When the Jubilee manifesto was launched in 2012, it outlined both social protection and health goals that explicitly speak to the idea of Universal Health Coverage. A few process hurdles notwithstanding, the Jubilee government recently made good on its political commitment of eradicating fees for birth deliveries in public health facilities. Already we are seeing an increase in attended deliveries (a national health goal Kenya has had for years) in a number of health facilities across the country. With sustained momentum, this could have a significant effect on lowering maternal and neonatal mortality rates across the country. This uptake in service utilization is an important factor of Universal Health Coverage, which ultimately seeks to remove the financial barriers that stop people from accessing care when they need it.
In July, the National Hospital Insurance Fund (NHIF) released the results of a study funded by the Rockefeller Foundation that will put in place a Household Insurance Subsidy Programme (HISP). The HISP will enable provision of a comprehensive in- and out-patient healthcare service package for the very poor. The implementation plan for putting the HISP into action is now under development between Kenya’s Ministry of Health and a number of stakeholders. This subsidy programme will enable several thousand households across the country to access ‘free-to-patient’ health care services, which should result in earlier healthcare-seeking practices.

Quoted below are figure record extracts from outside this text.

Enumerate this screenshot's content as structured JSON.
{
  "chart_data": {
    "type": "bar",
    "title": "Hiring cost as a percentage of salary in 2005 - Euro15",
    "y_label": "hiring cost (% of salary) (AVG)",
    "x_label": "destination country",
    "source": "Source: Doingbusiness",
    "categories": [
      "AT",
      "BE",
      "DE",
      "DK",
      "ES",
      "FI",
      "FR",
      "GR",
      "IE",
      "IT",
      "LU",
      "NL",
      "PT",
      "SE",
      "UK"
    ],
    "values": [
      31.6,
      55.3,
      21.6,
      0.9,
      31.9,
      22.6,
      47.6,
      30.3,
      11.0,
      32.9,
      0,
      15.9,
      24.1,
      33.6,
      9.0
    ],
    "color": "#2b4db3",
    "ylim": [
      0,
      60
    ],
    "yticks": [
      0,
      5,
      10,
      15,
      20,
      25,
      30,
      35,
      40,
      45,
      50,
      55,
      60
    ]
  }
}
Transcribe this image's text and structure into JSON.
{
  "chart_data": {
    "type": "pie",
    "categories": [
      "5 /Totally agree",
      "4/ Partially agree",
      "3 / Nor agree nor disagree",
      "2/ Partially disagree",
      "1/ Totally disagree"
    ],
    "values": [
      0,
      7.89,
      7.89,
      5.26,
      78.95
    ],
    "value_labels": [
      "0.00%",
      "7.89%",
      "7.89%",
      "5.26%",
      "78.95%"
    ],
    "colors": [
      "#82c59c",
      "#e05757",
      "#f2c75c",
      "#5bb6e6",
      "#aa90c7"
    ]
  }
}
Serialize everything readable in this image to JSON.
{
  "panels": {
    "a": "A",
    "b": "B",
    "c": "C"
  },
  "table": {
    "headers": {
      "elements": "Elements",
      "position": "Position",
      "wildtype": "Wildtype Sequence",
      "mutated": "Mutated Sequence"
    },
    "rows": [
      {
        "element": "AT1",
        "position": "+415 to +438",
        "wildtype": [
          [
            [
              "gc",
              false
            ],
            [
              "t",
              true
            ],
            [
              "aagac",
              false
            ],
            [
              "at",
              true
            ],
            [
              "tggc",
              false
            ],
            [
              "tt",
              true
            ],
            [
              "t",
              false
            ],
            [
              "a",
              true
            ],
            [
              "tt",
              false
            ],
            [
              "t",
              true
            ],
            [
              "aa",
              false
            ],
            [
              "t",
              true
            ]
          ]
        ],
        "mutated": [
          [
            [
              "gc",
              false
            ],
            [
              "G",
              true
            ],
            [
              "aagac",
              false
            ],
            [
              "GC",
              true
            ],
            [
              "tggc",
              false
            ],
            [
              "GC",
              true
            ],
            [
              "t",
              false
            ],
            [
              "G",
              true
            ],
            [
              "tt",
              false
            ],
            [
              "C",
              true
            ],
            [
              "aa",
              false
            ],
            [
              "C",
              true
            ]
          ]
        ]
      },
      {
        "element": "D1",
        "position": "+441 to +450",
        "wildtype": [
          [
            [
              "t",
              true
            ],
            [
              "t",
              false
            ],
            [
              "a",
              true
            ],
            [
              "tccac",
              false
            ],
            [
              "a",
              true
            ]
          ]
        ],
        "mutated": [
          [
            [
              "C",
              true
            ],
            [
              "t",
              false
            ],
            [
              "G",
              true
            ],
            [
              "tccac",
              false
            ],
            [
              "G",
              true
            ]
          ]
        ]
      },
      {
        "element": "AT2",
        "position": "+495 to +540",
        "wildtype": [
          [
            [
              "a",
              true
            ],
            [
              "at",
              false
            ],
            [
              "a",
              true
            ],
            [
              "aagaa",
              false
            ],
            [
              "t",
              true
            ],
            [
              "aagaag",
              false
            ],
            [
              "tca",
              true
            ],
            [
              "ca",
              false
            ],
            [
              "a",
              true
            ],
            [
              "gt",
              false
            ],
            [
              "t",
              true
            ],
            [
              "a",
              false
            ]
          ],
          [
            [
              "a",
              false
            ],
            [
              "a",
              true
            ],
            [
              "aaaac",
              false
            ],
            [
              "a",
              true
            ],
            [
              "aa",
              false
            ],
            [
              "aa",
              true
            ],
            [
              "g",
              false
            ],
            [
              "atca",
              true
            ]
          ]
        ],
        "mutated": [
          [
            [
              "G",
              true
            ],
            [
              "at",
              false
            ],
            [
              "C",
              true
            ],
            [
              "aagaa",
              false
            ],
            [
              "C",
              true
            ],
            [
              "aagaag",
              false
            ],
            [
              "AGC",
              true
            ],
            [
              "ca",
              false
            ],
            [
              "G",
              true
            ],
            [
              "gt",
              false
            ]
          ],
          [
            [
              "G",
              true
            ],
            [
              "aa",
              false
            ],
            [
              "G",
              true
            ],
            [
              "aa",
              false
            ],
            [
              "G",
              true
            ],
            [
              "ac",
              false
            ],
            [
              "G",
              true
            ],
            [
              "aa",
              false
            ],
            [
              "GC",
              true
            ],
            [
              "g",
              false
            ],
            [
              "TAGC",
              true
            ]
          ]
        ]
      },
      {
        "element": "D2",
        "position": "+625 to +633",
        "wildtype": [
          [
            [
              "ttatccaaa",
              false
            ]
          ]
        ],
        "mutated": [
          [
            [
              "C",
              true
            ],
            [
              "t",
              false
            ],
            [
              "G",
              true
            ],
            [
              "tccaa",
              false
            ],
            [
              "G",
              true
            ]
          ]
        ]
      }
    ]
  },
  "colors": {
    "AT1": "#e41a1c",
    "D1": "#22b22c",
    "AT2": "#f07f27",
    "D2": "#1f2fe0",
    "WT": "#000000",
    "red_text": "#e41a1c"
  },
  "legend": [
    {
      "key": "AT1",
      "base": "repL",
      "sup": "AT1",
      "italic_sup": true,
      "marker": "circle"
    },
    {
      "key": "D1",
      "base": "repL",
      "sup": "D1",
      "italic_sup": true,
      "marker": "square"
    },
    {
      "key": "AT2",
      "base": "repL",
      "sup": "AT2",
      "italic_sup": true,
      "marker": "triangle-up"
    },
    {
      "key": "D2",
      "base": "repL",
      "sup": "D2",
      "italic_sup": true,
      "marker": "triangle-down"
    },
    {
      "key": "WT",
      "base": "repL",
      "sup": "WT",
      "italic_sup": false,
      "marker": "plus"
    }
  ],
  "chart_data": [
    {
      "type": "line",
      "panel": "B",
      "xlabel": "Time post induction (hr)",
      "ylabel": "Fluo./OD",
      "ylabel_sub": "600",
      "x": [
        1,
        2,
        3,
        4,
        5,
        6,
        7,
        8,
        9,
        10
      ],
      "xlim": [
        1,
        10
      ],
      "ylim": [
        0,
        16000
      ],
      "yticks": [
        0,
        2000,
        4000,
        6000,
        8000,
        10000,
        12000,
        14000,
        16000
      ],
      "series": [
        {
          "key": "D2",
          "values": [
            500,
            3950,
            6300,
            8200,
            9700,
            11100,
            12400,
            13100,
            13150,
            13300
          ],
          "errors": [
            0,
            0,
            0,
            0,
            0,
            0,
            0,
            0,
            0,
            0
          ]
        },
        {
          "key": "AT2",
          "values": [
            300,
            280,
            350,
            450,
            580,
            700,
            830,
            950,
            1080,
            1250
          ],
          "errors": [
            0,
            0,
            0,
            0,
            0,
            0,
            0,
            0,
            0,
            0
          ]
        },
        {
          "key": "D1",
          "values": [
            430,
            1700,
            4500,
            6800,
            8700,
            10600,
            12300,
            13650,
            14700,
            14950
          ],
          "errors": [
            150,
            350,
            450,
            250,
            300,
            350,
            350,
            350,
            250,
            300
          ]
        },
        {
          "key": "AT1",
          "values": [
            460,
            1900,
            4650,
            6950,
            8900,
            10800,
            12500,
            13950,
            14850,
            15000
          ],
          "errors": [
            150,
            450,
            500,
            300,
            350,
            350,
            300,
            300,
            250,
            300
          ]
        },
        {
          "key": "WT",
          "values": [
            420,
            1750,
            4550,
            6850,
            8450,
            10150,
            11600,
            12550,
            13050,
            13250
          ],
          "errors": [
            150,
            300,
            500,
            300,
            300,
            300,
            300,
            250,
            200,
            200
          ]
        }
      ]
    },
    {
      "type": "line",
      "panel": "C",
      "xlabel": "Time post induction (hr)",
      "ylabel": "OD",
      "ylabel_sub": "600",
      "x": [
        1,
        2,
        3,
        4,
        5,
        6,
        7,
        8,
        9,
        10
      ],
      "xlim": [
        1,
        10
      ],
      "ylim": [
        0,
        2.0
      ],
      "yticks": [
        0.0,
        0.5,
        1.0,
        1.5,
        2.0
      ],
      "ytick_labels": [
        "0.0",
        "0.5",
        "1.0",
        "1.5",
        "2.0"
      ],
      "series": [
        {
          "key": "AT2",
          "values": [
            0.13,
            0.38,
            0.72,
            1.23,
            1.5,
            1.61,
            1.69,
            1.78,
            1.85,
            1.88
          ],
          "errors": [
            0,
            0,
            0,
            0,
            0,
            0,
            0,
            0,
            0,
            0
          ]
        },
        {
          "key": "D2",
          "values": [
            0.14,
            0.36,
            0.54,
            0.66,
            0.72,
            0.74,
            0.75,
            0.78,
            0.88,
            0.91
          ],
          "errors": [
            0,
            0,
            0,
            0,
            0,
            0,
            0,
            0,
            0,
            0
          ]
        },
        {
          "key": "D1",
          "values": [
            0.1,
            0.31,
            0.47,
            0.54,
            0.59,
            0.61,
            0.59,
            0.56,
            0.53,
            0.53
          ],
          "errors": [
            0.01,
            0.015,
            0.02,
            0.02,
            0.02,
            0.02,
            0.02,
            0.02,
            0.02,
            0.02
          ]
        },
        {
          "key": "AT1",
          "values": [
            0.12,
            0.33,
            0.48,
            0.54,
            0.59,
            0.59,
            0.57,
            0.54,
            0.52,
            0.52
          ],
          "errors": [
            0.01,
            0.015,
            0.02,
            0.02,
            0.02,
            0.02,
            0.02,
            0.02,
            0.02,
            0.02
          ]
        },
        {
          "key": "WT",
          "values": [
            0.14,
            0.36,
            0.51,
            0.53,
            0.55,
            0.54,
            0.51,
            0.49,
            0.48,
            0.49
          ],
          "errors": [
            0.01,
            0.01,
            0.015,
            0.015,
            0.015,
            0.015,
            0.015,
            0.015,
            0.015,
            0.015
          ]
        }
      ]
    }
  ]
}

There is precedent for moving Kenya towards Universal Health Coverage. The Kenyan Constitution states that every Kenyan has a right to quality and affordable health care, and recognizes the role of the government in removing barriers to access. This was recently affirmed in Sessional Paper No. 7 of 2012 on Universal Health Care. The Kenya government’s commitment to providing health care for all of its citizens is clearly moving in the right direction, an inherited challenging health system and dissatisfied workforce notwithstanding.
The Kenyan Constitution states that every Kenyan has a right to quality and affordable health care.
The question now turns to what Universal Health Coverage looks like for Kenya. The focus of the Jubilee government is framed aroundfree primary healthcare for all Kenyans, starting with women, expectant and breastfeeding mothers and persons with disabilities, by increasing health financing from 6% to 15%. An important qualifier here is that the health services proposed may be free to the client, but the proposed increased financing, which is very welcome, will have to come from somewhere. Our current healthcare financing is a veritable Gordian knot of tax revenues, donor funds and NHIF contributions. Thus the first step is to map out a viable financing system that defined by the local context, and is efficient and equitable in terms of both revenue-raising and service delivery mechanisms.
The next step is the government leading an objective process of priority setting that enables us to rationalize our decisions around which combination of investments to make—be they facilities, technologies, drugs, and human resources—and against which services – for child, maternal, primary or chronic care. This process will undoubtedly confront us with difficult decisions around value for money and health investment options. These go to the heart of addressing our inequalities around who has access to which services. Without a process such as this, we will continue to be responding to the wrong pressures and we will not have a clear trajectory of progress in health outputs that we are getting from our pipeline of significant health investments. Indeed, all of this must be achieved within an admittedly delicate balance of political promises, fiscal austerity and quality service aspirations. However, with Kenya as a country that has come into her own at 50 years, as evidenced by commitments that have led to a stronger judiciary and constitutional reform, Universal Health Coverage in this country is an implementable idea whose time has unreservedly come.